Esperávamos os festejos juninos com ansiedade. Aprendíamos que nossas casas também deveriam estar enfeitadas e abertas, com fartura sendo oferecida para quem entrasse. A fartura a que me refiro era abundante, a despeito da pobreza em que nos encontrávamos. No São João, mais do que no Natal, nossos pais sempre davam um jeito de apresentar a casa como uma dádiva aos olhos e ao apetite. Alguém sempre fazia uma fogueira e aquele fumaceiro, aliado à fumaça dos fogos de artifício e à temperatura fria, para os padrões de Salvador, incensava o nosso mundo dos males e criava o clima mágico daqueles dias cheios de graças.

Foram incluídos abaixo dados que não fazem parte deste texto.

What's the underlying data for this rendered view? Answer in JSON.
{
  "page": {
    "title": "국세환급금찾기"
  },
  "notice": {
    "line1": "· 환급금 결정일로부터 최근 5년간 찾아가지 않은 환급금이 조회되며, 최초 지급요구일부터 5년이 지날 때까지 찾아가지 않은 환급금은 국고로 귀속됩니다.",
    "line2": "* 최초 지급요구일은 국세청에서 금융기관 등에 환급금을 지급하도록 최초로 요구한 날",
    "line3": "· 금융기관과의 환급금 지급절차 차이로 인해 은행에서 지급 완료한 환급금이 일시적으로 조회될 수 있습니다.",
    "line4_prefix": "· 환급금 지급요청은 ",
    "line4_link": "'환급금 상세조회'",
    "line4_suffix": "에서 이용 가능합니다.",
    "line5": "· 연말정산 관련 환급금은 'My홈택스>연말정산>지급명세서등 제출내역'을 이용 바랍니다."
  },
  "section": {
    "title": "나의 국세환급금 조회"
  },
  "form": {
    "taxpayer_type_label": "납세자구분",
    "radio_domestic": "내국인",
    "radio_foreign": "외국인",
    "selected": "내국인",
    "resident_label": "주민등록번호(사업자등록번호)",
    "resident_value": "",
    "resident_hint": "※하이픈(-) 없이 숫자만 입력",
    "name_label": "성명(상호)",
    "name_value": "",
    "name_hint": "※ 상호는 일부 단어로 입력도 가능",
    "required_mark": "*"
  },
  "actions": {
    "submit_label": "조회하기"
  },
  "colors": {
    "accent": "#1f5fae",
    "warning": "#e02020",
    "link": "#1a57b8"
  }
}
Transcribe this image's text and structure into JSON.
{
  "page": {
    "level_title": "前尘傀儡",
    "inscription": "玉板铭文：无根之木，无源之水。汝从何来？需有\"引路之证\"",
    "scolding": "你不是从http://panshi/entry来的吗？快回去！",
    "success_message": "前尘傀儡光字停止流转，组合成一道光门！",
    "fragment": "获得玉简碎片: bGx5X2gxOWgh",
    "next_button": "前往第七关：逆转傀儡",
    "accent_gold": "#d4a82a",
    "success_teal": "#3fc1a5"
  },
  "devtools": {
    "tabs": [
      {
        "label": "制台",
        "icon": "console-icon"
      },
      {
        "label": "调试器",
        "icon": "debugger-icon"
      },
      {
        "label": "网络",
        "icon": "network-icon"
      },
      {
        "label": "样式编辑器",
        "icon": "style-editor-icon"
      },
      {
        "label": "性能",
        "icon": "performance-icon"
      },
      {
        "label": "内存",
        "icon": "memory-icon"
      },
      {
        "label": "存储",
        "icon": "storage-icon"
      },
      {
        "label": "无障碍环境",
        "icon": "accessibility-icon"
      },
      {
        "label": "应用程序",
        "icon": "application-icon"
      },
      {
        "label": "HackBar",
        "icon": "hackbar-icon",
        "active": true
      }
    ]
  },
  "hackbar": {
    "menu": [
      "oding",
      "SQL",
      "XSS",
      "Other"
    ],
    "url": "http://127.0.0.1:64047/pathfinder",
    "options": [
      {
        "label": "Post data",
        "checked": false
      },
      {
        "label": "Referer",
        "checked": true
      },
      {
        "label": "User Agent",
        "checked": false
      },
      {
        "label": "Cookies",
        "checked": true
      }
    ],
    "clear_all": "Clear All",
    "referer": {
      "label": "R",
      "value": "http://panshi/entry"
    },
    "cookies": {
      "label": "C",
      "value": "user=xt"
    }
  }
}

A fogueira espantava o frio e aquecia nossa esperança e nossas mãos, que esfregávamos e passávamos no rosto frio daquelas noites. “Olha pro céu meu amor, vê como ele está lindo...” Daqui da terra olhávamos para o céu procurando balões, que àquela altura ainda eram permitidos. A gente vestia calças com retalhos costurados em cima dela, lembrando e celebrando nossas origens interioranas. Éramos, sem preconceitos, todos matutos, comumente chjamados de "tabaréus". Tinha quadrilha com tamanco de madeira e paqueras infantis. “Anarriê! Rapazes cumprimentam as damas! Olha a chuva!” E toda aquela simbólica forma da gente se apresentar unia, aproximava e criava um certo espírito de comunidade que celebra a vida.

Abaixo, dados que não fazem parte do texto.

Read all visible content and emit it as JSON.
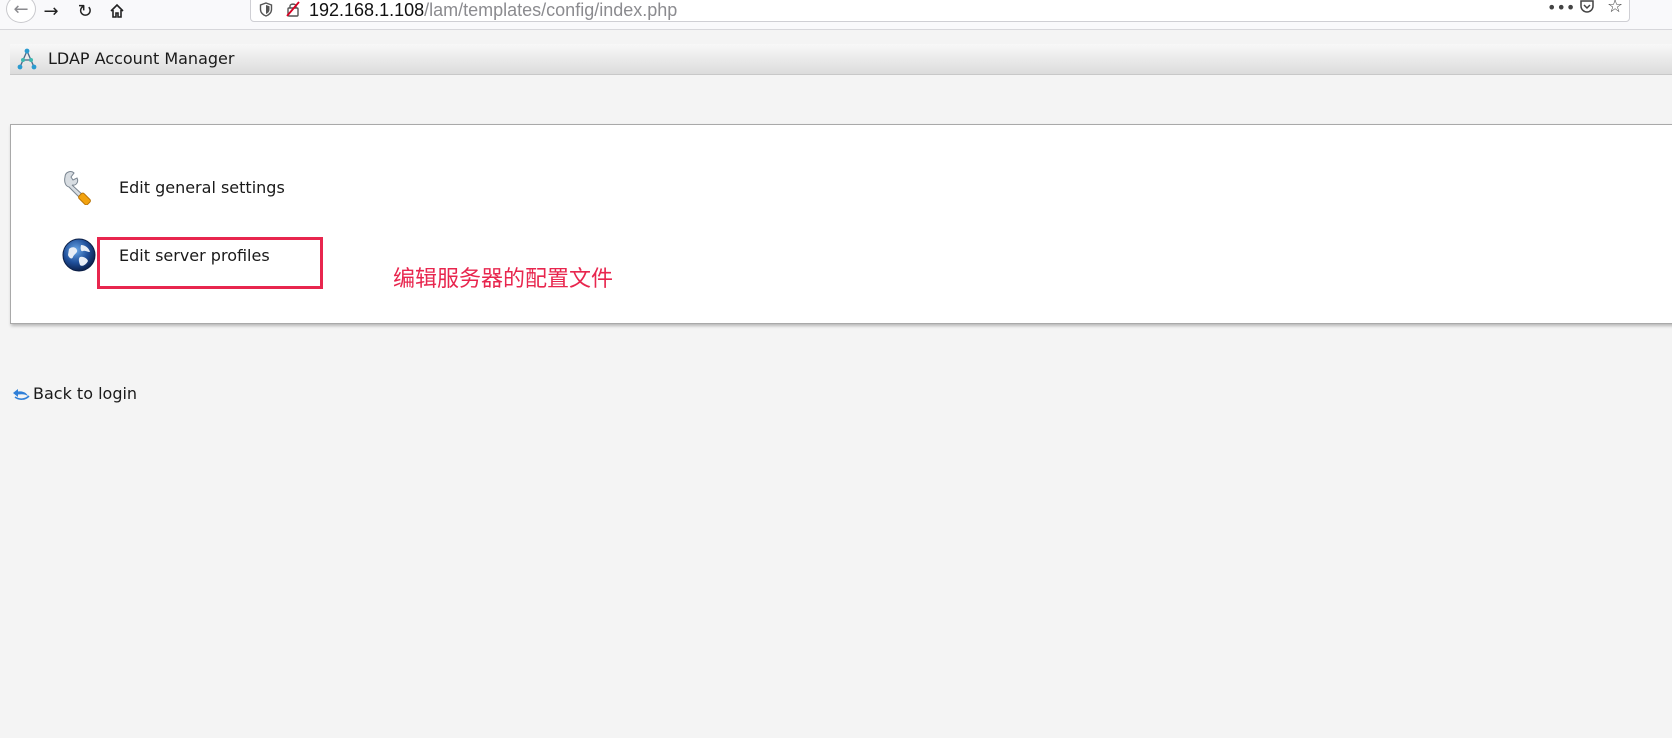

Era tanta alegria! Mais tarde, nos despedíamos e retornávamos às nossas casas, onde encontrávamos nossos pais conversando alegremente com os vizinhos, contando histórias divertidas, curiosas e assombradas, que nos arrepiavam os ossos e entretiam nossa presença cheia de curiosidade, medo e diversão. Ficávamos como que hipnotizados com as histórias do adultos e esperávamos o desfecho de cada história que a oralidade dos nossos ancestrais nos presenteava. Era melhor que cinema. Hoje o cinema nem me causa mais curiosidade. Os desfechos e as “culhudas” já são bem conhecidas. Lembro de uma história que minha mãe contara sobre uma filha que bateu no rosto da mãe. Ela, como era de se esperar por aquelas datas, fora amaldiçoada e, toda sexta-feira à noite, transformava-se num pássaro gigante, com garras mortais que arrastavam o que estivesse pela frente e saia gritando de forma horrenda: - “Eu sou Aquela! Eu sou Aquela! Eu sou Aquelaaaaaa!” As pessoas que moravam no povoado eram obrigados a entrar no curral e ali dormirem até o fenômeno tenebroso cessar, pois, segundo minha mãe, o curral, onde ficavam bois e vacas, era abençoado. Aquilo assombrava-me muito. Depois dessa e de outras histórias, que a gente não cansava de ouvir, íamos dormir e rezávamos exageradamente alguns Pais Nossos e Ave-Marias como forma de proteção daquelas maldições tão distantes e, ao mesmo tempo, tão próximas.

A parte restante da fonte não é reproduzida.